With every tool that the community builds and every standard that they iterate on, we get a little closer to having a truly open web. What is currently a complex pile of disparate parts has the potential to grow into something even simpler than the web we currently inhabit. In the future where the Indieweb reaches its full potential, no longer does a user have to join silo after silo, trying to keep up with the latest trends, and having to rebuild their identity each time. Instead, they simply have a domain, and that domain is them. Represented however they want, however much they want, truly a space of their own. Being on the web is complicated because we haven't made it simple. Simple as that. Let's build the tools to change that.
Enough philosophy already
This article got quite long and abstract at some point. The concrete takeaway is that I'm going to be posting things here from now on.

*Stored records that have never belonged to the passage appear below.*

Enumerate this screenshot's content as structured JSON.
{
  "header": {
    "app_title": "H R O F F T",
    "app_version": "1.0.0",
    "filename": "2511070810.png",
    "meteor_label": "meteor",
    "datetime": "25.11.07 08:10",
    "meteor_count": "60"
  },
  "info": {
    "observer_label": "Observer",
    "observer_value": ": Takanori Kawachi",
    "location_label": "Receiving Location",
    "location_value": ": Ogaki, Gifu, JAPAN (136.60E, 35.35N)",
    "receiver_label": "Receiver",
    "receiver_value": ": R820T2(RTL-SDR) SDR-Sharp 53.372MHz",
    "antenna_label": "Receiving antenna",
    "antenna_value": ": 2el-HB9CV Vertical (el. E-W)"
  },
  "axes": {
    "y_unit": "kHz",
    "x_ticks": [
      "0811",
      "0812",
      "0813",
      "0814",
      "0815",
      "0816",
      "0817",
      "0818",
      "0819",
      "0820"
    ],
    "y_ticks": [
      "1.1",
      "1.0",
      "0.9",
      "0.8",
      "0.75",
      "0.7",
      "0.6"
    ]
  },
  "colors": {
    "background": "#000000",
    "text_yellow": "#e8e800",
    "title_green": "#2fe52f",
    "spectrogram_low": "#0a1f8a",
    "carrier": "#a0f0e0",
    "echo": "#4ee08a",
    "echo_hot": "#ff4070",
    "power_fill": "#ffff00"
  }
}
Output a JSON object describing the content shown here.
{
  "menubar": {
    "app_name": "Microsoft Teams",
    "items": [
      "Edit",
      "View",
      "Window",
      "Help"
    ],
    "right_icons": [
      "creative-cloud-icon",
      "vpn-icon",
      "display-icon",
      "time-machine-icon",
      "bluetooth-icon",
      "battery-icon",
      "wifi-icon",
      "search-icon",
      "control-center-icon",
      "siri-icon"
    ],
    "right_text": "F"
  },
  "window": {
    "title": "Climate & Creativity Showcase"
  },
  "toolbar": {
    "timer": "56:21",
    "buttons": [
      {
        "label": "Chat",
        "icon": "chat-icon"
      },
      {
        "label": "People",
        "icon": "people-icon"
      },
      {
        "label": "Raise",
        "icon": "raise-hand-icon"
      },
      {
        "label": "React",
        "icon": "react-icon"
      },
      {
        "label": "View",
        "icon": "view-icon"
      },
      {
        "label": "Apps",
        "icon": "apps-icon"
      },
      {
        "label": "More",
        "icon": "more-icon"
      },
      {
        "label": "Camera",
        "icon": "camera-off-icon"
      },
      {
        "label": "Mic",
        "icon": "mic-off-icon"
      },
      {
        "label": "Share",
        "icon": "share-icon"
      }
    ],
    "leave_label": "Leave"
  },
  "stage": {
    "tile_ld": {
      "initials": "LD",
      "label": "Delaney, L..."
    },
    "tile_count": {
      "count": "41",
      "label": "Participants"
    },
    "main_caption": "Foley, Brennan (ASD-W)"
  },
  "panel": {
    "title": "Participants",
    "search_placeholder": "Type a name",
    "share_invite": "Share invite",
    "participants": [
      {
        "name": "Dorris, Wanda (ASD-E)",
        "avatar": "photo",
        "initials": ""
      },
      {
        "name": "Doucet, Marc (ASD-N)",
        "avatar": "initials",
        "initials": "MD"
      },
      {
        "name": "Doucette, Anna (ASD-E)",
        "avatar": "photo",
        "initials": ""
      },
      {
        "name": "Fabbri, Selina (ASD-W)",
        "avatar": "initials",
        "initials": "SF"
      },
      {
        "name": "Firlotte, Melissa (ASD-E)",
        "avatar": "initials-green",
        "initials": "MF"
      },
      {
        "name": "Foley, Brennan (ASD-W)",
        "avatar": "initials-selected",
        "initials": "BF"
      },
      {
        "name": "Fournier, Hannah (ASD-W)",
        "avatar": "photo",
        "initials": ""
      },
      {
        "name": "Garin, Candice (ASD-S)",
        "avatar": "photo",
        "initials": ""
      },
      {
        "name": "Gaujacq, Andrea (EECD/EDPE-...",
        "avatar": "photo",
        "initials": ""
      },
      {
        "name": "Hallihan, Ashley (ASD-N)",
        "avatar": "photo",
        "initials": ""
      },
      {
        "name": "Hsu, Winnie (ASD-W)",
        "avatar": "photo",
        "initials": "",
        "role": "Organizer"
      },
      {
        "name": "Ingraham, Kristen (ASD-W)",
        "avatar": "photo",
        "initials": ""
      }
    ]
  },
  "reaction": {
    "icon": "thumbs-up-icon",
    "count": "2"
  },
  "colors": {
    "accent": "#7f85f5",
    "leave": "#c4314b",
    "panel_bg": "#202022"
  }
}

This will make it hard to follow my content at first, but it will get easier as I build out my integration with Indieweb and other standards. Hopefully someone out there finds what I have to say interesting enough to stick around during that process. I have no idea how I'm going to bootstrap my presence outside of existing friends and the Indieweb circle, but I'll figure something out.
The second takeaway is that while the Indieweb may not yet be useful for a general audience, the fact that it is built on existing web technologies makes it a perfect example of progressive enhancement. I can still send the url of this post to anyone with an internet connection, and they will be able to read it without any proprietary clients or registering an account that they don't want. And if we ever reach that glorious Indieweb future? It will be visible there from day one.
The final point of this article was to get someone else interested in the lost art of building a personal website, and to let that someone know that there are exciting new things happening. Did it work? Get started. (P.S.: while it's obviously not optimal, you could use a Github Pages site to get your feet wet. It's enough to give you a web sign-in identity. You will lose your identity if you move to your own domain later.)